In 12 short weeks, the San Diego Chargers will be allowed to begin discussions with other cities interested in hosting the NFL team. The Chargers will be able to get out of their long-term Qualcomm Stadium lease after the 2008 season by paying off the balance of the $60 million in bonds sold in 1997 to pay for stadium improvements. While team officials say all the right things about wanting to remain in the San Diego area without receivng any new public subsidies, many remain skeptical. Nevertheless, at this point, there are reasons to be optimistic a deal can be struck that satisfies both the team and wary taxpayers.
So far, unfortunately, the most concrete development is a negative one: the collapse earlier this year of team-city negotiations that could have led to construction of the new, state-of-the-art stadium the Chargers sought on the Qualcomm site in Mission Valley, combined with a residential-commercial development needed to pay for it.
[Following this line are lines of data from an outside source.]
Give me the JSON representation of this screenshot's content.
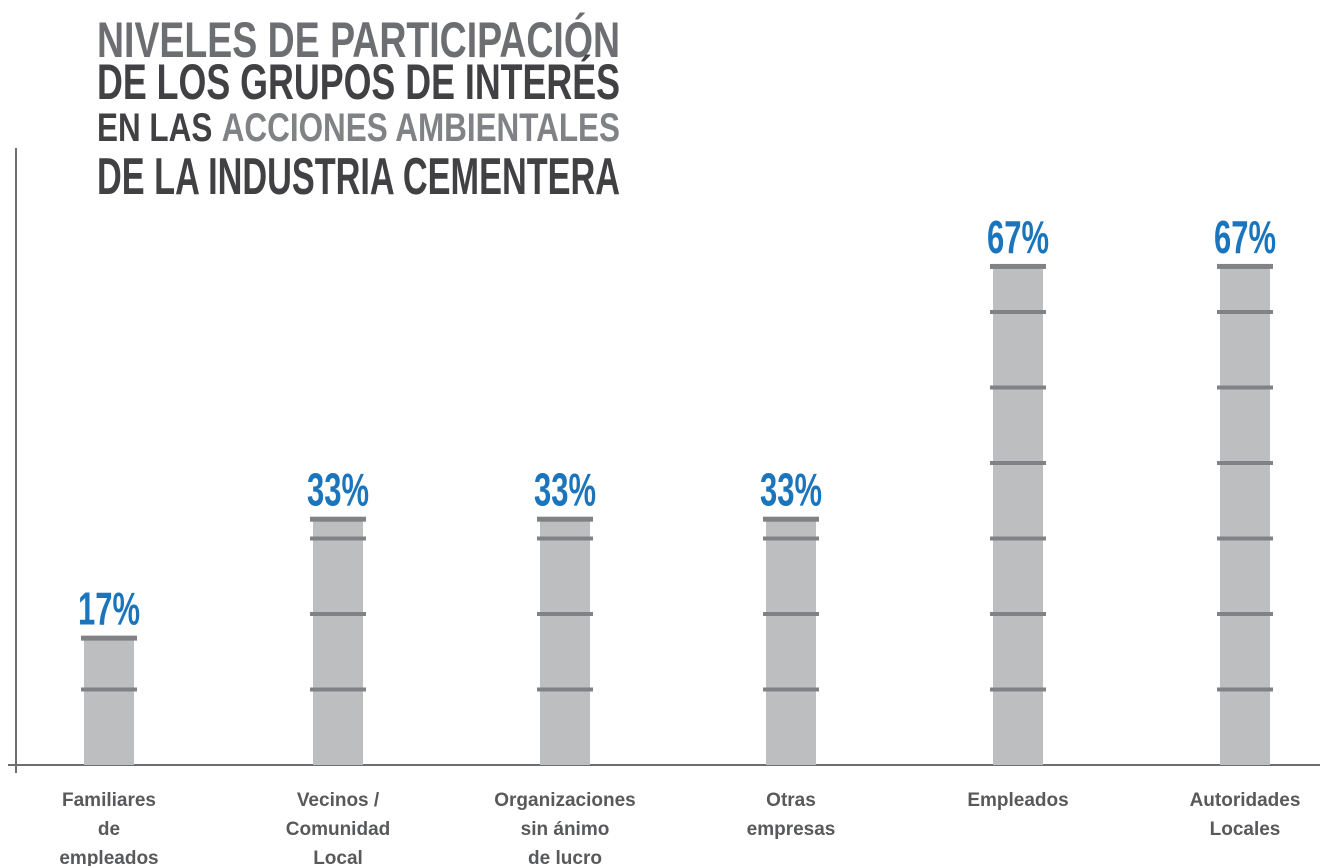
{
  "chart_data": {
    "type": "bar",
    "title_lines": [
      [
        {
          "text": "NIVELES DE PARTICIPACIÓN",
          "color": "#6d6e71"
        }
      ],
      [
        {
          "text": "DE LOS GRUPOS DE INTERÉS",
          "color": "#414042"
        }
      ],
      [
        {
          "text": "EN LAS",
          "color": "#414042"
        },
        {
          "text": "ACCIONES AMBIENTALES",
          "color": "#808285"
        }
      ],
      [
        {
          "text": "DE LA INDUSTRIA CEMENTERA",
          "color": "#414042"
        }
      ]
    ],
    "categories": [
      "Familiares\nde\nempleados",
      "Vecinos /\nComunidad\nLocal",
      "Organizaciones\nsin ánimo\nde lucro",
      "Otras\nempresas",
      "Empleados",
      "Autoridades\nLocales"
    ],
    "values": [
      17,
      33,
      33,
      33,
      67,
      67
    ],
    "value_labels": [
      "17%",
      "33%",
      "33%",
      "33%",
      "67%",
      "67%"
    ],
    "color": "#bcbec0",
    "band_color": "#808285",
    "label_color": "#1b75bc",
    "ylim": [
      0,
      83
    ]
  }
}
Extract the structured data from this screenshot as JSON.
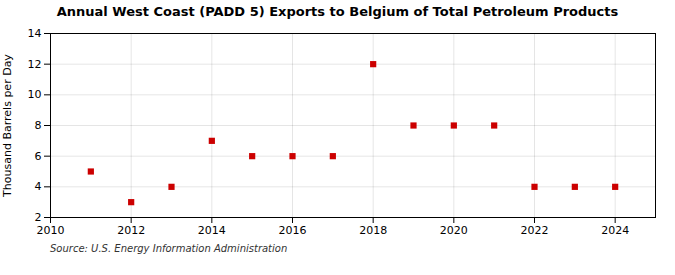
{
  "chart_data": {
    "type": "scatter",
    "title": "Annual West Coast (PADD 5) Exports to Belgium of Total Petroleum Products",
    "ylabel": "Thousand Barrels per Day",
    "source": "Source: U.S. Energy Information Administration",
    "x": [
      2011,
      2012,
      2013,
      2014,
      2015,
      2016,
      2017,
      2018,
      2019,
      2020,
      2021,
      2022,
      2023,
      2024
    ],
    "values": [
      5,
      3,
      4,
      7,
      6,
      6,
      6,
      12,
      8,
      8,
      8,
      4,
      4,
      4
    ],
    "color": "#cc0000",
    "marker": "square",
    "xlim": [
      2010,
      2025
    ],
    "xticks": [
      2010,
      2012,
      2014,
      2016,
      2018,
      2020,
      2022,
      2024
    ],
    "ylim": [
      2,
      14
    ],
    "yticks": [
      2,
      4,
      6,
      8,
      10,
      12,
      14
    ],
    "grid": true
  }
}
Mark Fabiani, the attorney who's been the team's point man in stadium discussions, says between the complications posed by the city's vast fiscal problems and the monkey-wrenching tactics of City Attorney Michael Aguirre, there is no way investors could be found who would be willing to risk hundreds of millions of dollars on the Mission Valley project. (See Q&A, Page G5)
This leaves, the Chargers say, two alternatives for a new stadium and related mixed-use development: a private site owned by Home Fed Corp. in Chula Vista and a public parcel near the bayfront in National City.